We are stewards bequeathed with gifts that have generational responsibilities. It is time to see the gifts of Mother Earth as re-sources perpetually calling on us to re-connect to her. True reconnection provokes healing and at the same time eliminates divisive instincts, and the dispositions that promote exploitation, domination and destruction.

The complex ecosystems around and within us yearn for an understanding of the intricate connections in the webs of life. Living with this consciousness and practice is Ubuntu, true liberation, true healing of both self, society and Mother Earth. We are individuals, yet we are community. This reality calls for both humility and defiance. Humility to accept that the tiniest being, even those invisible to our naked eyes, and the most complex ones need each other. Defiance by the essential need to oppose irresponsible exploitation of the gifts of Nature, ecocide and war.

The power that will tilt the ecological balance in favour of the health of Mother Earth, respecting the rights of Nature, will come through broad based mass movements joining forces, building common understanding and forging global solidarity of peoples.

 

In conclusion

We are at a crossroads.

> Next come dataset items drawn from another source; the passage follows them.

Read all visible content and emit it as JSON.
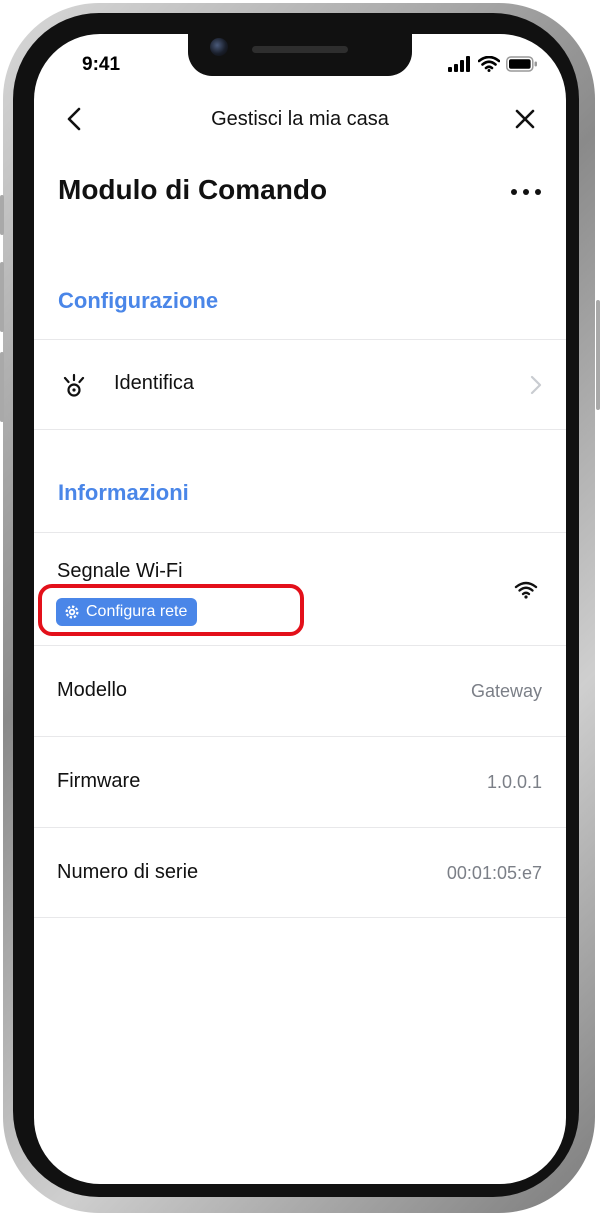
{
  "status_bar": {
    "time": "9:41"
  },
  "nav": {
    "title": "Gestisci la mia casa"
  },
  "page": {
    "title": "Modulo di Comando"
  },
  "sections": {
    "configuration": {
      "header": "Configurazione",
      "identify_label": "Identifica"
    },
    "information": {
      "header": "Informazioni",
      "wifi_label": "Segnale Wi-Fi",
      "configure_network_label": "Configura rete",
      "model_label": "Modello",
      "model_value": "Gateway",
      "firmware_label": "Firmware",
      "firmware_value": "1.0.0.1",
      "serial_label": "Numero di serie",
      "serial_value": "00:01:05:e7"
    }
  },
  "colors": {
    "accent": "#4a86e8",
    "highlight": "#e3101a",
    "secondary_text": "#7b7f87"
  },
  "icons": [
    "back-arrow-icon",
    "close-icon",
    "more-icon",
    "identify-icon",
    "chevron-right-icon",
    "gear-icon",
    "wifi-signal-icon"
  ]
}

The Chinese saying advices that to get out of a hole you have to stop digging. Now is the time to make the transition to a post extractivist world. Extractivism has had its day and has driven many species to extinction. It has yielded what may euphemistically be termed a plastic civilisation. Now is the time to move to the back of our homes and take a long gaze at the remains of what we have not yet destroyed.

It is time to gaze at the valleys and hills and re-connect and re-encounter Nature as a critical priority that cannot be postponed. We simply have to terminate models that situates humans as external to Nature. We are children of Mother Earth and it is time to wake up, regain our memory and return home. For healing to begin and be sustained we have to put a halt to the harms.